Plans after graduation
Ghodsinia is set for an internship abroad to widen his involvement in his chosen profession, but he promised to return to the Philippines.
“I will return to the Philippines to give back to the nation… bilang iskolar ng bayan, may responsibilidad sila (students) na ibalik sa bayan yung pinag-aralan nila (as a scholar of the country, these students have a responsibility to give back what they’ve learned),” he said.
“We have diverse backgrounds, we have our own problems, but we as graduates of this university, have the responsibility to give back to the Philippines especially now that we are in a crisis,” he added.

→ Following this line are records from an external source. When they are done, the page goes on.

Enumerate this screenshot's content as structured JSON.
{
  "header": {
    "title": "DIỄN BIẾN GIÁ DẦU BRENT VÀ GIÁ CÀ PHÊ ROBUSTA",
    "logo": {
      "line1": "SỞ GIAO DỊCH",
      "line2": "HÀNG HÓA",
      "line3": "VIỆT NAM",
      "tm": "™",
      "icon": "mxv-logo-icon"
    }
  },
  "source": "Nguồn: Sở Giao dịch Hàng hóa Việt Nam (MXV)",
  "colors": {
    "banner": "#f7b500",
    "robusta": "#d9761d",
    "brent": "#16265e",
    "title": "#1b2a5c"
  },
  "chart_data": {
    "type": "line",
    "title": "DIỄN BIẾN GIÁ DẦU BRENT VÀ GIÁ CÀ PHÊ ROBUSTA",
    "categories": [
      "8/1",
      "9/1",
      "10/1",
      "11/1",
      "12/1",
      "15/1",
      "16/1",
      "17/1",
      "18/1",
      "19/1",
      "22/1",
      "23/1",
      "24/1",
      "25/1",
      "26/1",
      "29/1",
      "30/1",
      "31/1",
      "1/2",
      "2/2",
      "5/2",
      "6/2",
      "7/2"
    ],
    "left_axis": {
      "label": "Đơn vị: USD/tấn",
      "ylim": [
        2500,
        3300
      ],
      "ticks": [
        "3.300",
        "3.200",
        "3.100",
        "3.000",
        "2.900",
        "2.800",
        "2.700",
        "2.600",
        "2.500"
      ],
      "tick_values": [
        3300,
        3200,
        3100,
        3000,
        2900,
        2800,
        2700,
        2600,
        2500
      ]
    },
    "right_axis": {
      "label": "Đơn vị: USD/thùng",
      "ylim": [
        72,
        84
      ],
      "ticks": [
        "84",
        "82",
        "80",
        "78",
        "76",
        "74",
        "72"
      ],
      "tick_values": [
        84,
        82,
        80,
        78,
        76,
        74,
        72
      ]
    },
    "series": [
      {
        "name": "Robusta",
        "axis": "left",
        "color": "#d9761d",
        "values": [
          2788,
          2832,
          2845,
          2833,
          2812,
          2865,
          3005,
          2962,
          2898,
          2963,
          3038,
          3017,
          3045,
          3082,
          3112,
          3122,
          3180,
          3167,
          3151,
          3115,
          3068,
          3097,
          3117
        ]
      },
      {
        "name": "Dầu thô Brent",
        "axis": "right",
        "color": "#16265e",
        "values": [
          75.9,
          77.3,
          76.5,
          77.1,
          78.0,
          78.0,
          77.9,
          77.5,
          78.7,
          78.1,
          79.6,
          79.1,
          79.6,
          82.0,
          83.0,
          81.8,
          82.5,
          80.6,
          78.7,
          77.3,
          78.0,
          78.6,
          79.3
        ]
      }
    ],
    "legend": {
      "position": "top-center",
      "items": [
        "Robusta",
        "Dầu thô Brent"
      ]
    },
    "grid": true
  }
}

Ghodsinia admitted that he was affected by the crisis in Marawi City since some of his relatives used to live there. However, the tragedy served as an inspiration in writing his speech, which allowed him to pay tribute to his family.
Ghodsinia said he and his family were planning to visit Marawi City once the situation there improves.

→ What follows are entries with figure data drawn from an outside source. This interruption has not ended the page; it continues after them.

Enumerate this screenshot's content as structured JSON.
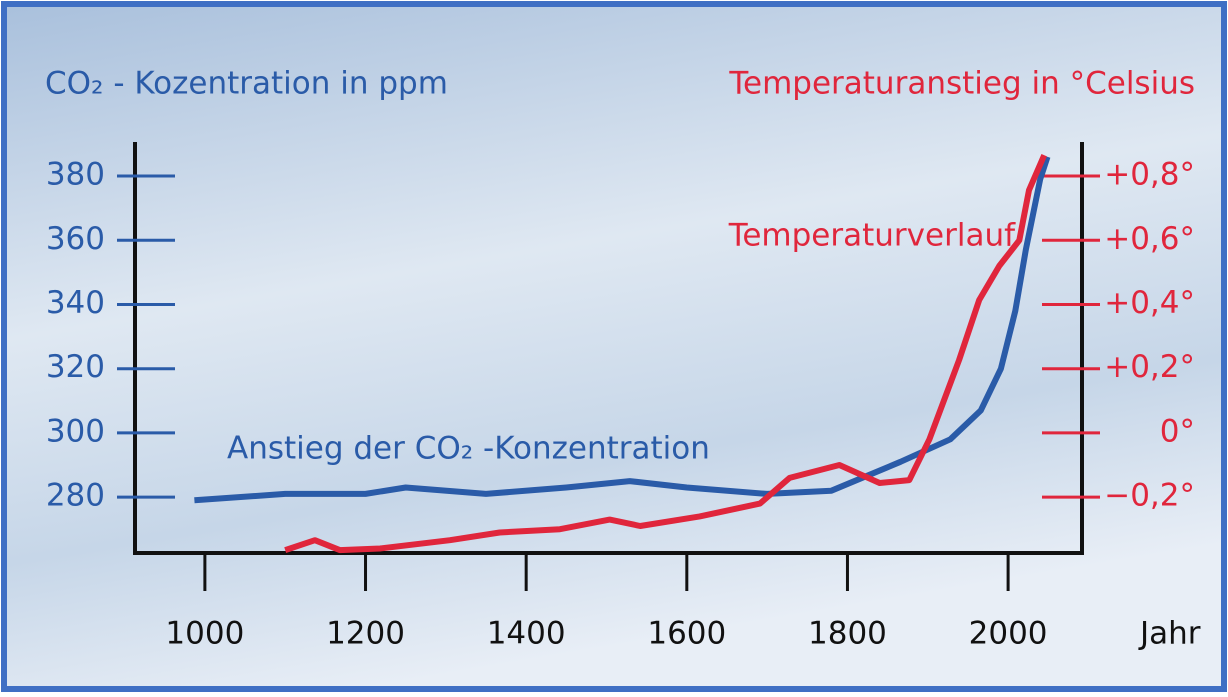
{
  "chart_data": {
    "type": "line",
    "y_title": "CO₂ - Kozentration in ppm",
    "y2_title": "Temperaturanstieg in °Celsius",
    "x_title": "Jahr",
    "xlim": [
      913,
      2092
    ],
    "xticks": [
      1000,
      1200,
      1400,
      1600,
      1800,
      2000
    ],
    "ylim": [
      262.6,
      390.6
    ],
    "yticks": [
      280,
      300,
      320,
      340,
      360,
      380
    ],
    "y2lim": [
      -0.374,
      0.906
    ],
    "y2ticks": [
      {
        "value": -0.2,
        "label": "−0,2°"
      },
      {
        "value": 0,
        "label": "0°"
      },
      {
        "value": 0.2,
        "label": "+0,2°"
      },
      {
        "value": 0.4,
        "label": "+0,4°"
      },
      {
        "value": 0.6,
        "label": "+0,6°"
      },
      {
        "value": 0.8,
        "label": "+0,8°"
      }
    ],
    "series": [
      {
        "name": "Anstieg der CO₂ -Konzentration",
        "color": "#2a5ba8",
        "x": [
          987,
          1100,
          1200,
          1250,
          1350,
          1450,
          1529,
          1600,
          1700,
          1780,
          1866,
          1928,
          1966,
          1991,
          2009,
          2022,
          2040,
          2049
        ],
        "values": [
          279,
          281,
          281,
          283,
          281,
          283,
          285,
          283,
          281,
          282,
          291,
          298,
          307,
          320,
          338,
          357,
          379,
          386
        ]
      },
      {
        "name": "Temperaturverlauf",
        "color": "#e0263c",
        "axis": "y2",
        "x": [
          1100,
          1137,
          1168,
          1218,
          1305,
          1367,
          1442,
          1504,
          1542,
          1616,
          1691,
          1728,
          1790,
          1840,
          1877,
          1902,
          1939,
          1964,
          1989,
          2014,
          2026,
          2045
        ],
        "values": [
          -0.365,
          -0.334,
          -0.365,
          -0.36,
          -0.334,
          -0.31,
          -0.3,
          -0.27,
          -0.29,
          -0.26,
          -0.22,
          -0.14,
          -0.1,
          -0.156,
          -0.147,
          -0.02,
          0.227,
          0.414,
          0.52,
          0.6,
          0.756,
          0.865
        ]
      }
    ]
  }
}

His mother said she knew that her son would graduate with top honors because he was diligent and was always focused in his studies.
“Malaki na yung kutob ko bago pa sya pumasok sa UP, kaya nya maging summa cum laude dahil nakikita ko sa kanya na masipag sya. Sinasabi ko lagi sa kanya na gawin mo ‘to, gawin mo ‘yan kasi nakikita ko na kaya nya (I had a strong feeling even before he enrolled in UP that he could become a summa cum laude because I saw how industrious he was. I always told him to do this and that because I could see that he could do it),” she told The Manila Times.
“Talagang seryoso ‘yan sa pag-aaral. Nakita ko na sa kanya na ganyan ang mangyayari sa kanya (He took his studies seriously. I knew that this moment will come). “What I wish for him, someday, ay sana magkaroon din sya ng pamilya, mga anak na gaya sa kanya (What I wish for him, someday, is for him to have his own family, and children like him.)
When asked about his preparations for his speech, Ghodsinia said he repeatedly read his piece and even did a last-minute editing.
“Nakakakaba (I was nervous) but I tried to be calm and be sincere as I could since minsan lang ito (this happens only once),” he said.